Sería ideal que pudiésemos estudiar los desajustes del sistema de justicia caso por caso, sería ideal ser psicólogos, enfermeros, confesores, abogados, hermanísimos del alma del reo, ángeles guardianes, incluso: pero es imposible, no es práctico, no tenemos dinero, ni medios, ni ganas, ni estrella, ni tiempo. La ley no es perfecta -cómo va a serlo, si ha sido creada por humanos-. La ley es modificable. Pero lo cierto es que es lo único que tenemos a mano para ser todos igual de importantes: incluso en nuestros delitos, incluso en nuestras faltas.

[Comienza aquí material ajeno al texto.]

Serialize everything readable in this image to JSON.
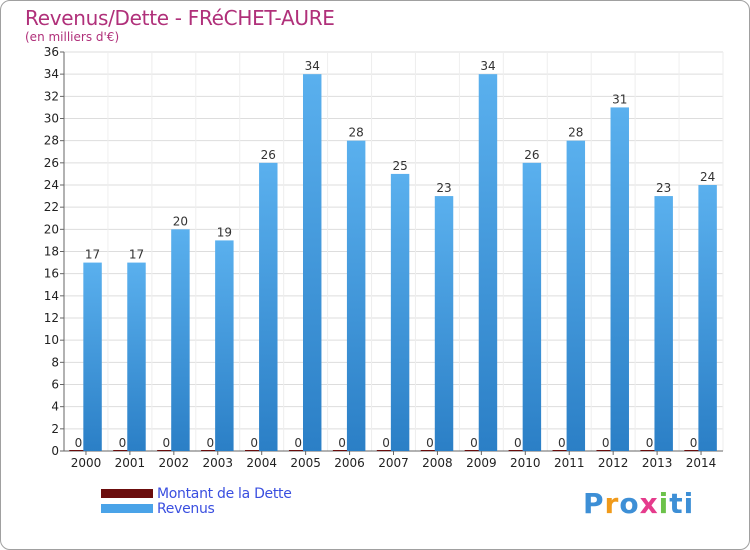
{
  "title": "Revenus/Dette - FRéCHET-AURE",
  "subtitle": "(en milliers d'€)",
  "logo": {
    "text": "Proxiti",
    "letters": [
      "P",
      "r",
      "o",
      "x",
      "i",
      "t",
      "i"
    ],
    "colors": [
      "#3d8fd6",
      "#f09a1a",
      "#3d8fd6",
      "#e53b8c",
      "#6cc24a",
      "#3d8fd6",
      "#3d8fd6"
    ]
  },
  "legend": [
    {
      "label": "Montant de la Dette",
      "color": "#6b0d0d"
    },
    {
      "label": "Revenus",
      "color": "#4aa3e8"
    }
  ],
  "chart_data": {
    "type": "bar",
    "title": "Revenus/Dette - FRéCHET-AURE",
    "ylabel": "(en milliers d'€)",
    "xlabel": "",
    "ylim": [
      0,
      36
    ],
    "yticks": [
      0,
      2,
      4,
      6,
      8,
      10,
      12,
      14,
      16,
      18,
      20,
      22,
      24,
      26,
      28,
      30,
      32,
      34,
      36
    ],
    "grid": true,
    "categories": [
      "2000",
      "2001",
      "2002",
      "2003",
      "2004",
      "2005",
      "2006",
      "2007",
      "2008",
      "2009",
      "2010",
      "2011",
      "2012",
      "2013",
      "2014"
    ],
    "series": [
      {
        "name": "Montant de la Dette",
        "color": "#6b0d0d",
        "values": [
          0,
          0,
          0,
          0,
          0,
          0,
          0,
          0,
          0,
          0,
          0,
          0,
          0,
          0,
          0
        ]
      },
      {
        "name": "Revenus",
        "color": "#4aa3e8",
        "values": [
          17,
          17,
          20,
          19,
          26,
          34,
          28,
          25,
          23,
          34,
          26,
          28,
          31,
          23,
          24
        ]
      }
    ]
  }
}
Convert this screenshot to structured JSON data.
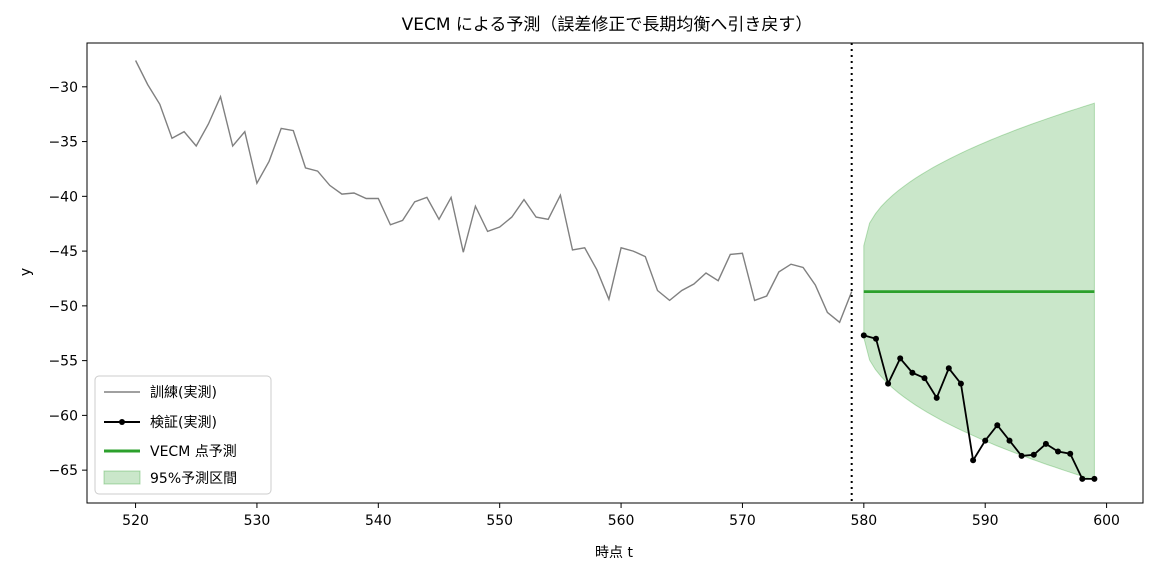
{
  "chart_data": {
    "type": "line",
    "title": "VECM による予測（誤差修正で長期均衡へ引き戻す）",
    "xlabel": "時点 t",
    "ylabel": "y",
    "xlim": [
      516,
      603
    ],
    "ylim": [
      -68,
      -26
    ],
    "x_ticks": [
      520,
      530,
      540,
      550,
      560,
      570,
      580,
      590,
      600
    ],
    "y_ticks": [
      -30,
      -35,
      -40,
      -45,
      -50,
      -55,
      -60,
      -65
    ],
    "x_tick_labels": [
      "520",
      "530",
      "540",
      "550",
      "560",
      "570",
      "580",
      "590",
      "600"
    ],
    "y_tick_labels": [
      "−30",
      "−35",
      "−40",
      "−45",
      "−50",
      "−55",
      "−60",
      "−65"
    ],
    "cutoff_x": 579,
    "legend_position": "lower-left",
    "colors": {
      "train": "#808080",
      "test": "#000000",
      "forecast": "#2ca02c",
      "interval": "#2ca02c"
    },
    "series": [
      {
        "name": "訓練(実測)",
        "style": "line",
        "x": [
          520,
          521,
          522,
          523,
          524,
          525,
          526,
          527,
          528,
          529,
          530,
          531,
          532,
          533,
          534,
          535,
          536,
          537,
          538,
          539,
          540,
          541,
          542,
          543,
          544,
          545,
          546,
          547,
          548,
          549,
          550,
          551,
          552,
          553,
          554,
          555,
          556,
          557,
          558,
          559,
          560,
          561,
          562,
          563,
          564,
          565,
          566,
          567,
          568,
          569,
          570,
          571,
          572,
          573,
          574,
          575,
          576,
          577,
          578,
          579
        ],
        "y": [
          -27.6,
          -29.8,
          -31.6,
          -34.7,
          -34.1,
          -35.4,
          -33.4,
          -30.9,
          -35.4,
          -34.1,
          -38.8,
          -36.8,
          -33.8,
          -34.0,
          -37.4,
          -37.7,
          -39.0,
          -39.8,
          -39.7,
          -40.2,
          -40.2,
          -42.6,
          -42.2,
          -40.5,
          -40.1,
          -42.1,
          -40.1,
          -45.1,
          -40.9,
          -43.2,
          -42.8,
          -41.9,
          -40.3,
          -41.9,
          -42.1,
          -39.9,
          -44.9,
          -44.7,
          -46.7,
          -49.4,
          -44.7,
          -45.0,
          -45.5,
          -48.6,
          -49.5,
          -48.6,
          -48.0,
          -47.0,
          -47.7,
          -45.3,
          -45.2,
          -49.5,
          -49.1,
          -46.9,
          -46.2,
          -46.5,
          -48.1,
          -50.6,
          -51.5,
          -48.7
        ]
      },
      {
        "name": "検証(実測)",
        "style": "line-marker",
        "x": [
          580,
          581,
          582,
          583,
          584,
          585,
          586,
          587,
          588,
          589,
          590,
          591,
          592,
          593,
          594,
          595,
          596,
          597,
          598,
          599
        ],
        "y": [
          -52.7,
          -53.0,
          -57.1,
          -54.8,
          -56.1,
          -56.6,
          -58.4,
          -55.7,
          -57.1,
          -64.1,
          -62.3,
          -60.9,
          -62.3,
          -63.7,
          -63.6,
          -62.6,
          -63.3,
          -63.5,
          -65.8,
          -65.8
        ]
      },
      {
        "name": "VECM 点予測",
        "style": "line",
        "x": [
          580,
          599
        ],
        "y": [
          -48.7,
          -48.7
        ]
      }
    ],
    "interval": {
      "name": "95%予測区間",
      "x_start": 580,
      "x_end": 599,
      "center": -48.7,
      "half_width_at_start": 4.2,
      "half_width_at_end": 17.2
    }
  }
}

No sé quién es Pedro Sánchez, no sé quién ha sido tampoco ningún presidente del Gobierno anterior -como Aznar con los 16 notas de Terra Lliure- para creerse con la legitimidad de desafiar la norma común. Que lo hubieran sometido a voto, al menos. Mientras tanto, su opinión, su gestión, su estrategia, su modo de resolver los conflictos no vale más que el nuestro. Por otra parte, si yo fuese independentista, me parecería una humillación recibir un indulto de un Estado que considero opresor, semifranquista y ladrón. Me parecería una manera triste de agachar la cabeza. Me parecería una manera de legitimar todo aquello en lo que no creo. Los niños punkis de Cataluña quieren follón, sí, pero también quieren dormir mulliditos esta noche: todo no se puede, guapos.

Será que todo se vació ya de contenido. Llamamos activista a cualquiera. Llamamos preso político a cualquiera. Llamamos república al primer chiringo que montamos con dos megáfonos. Y lo peor es que la izquierda ha comprado este relato cutre, mediocre y reaccionario. En fin, yo sigo aquí, como siempre, un poco sola pero sin pedir perdón ni recibirlo de nadie, a diferencia de ellos. Otra vez vuelvo a no estar en el bando de los curas.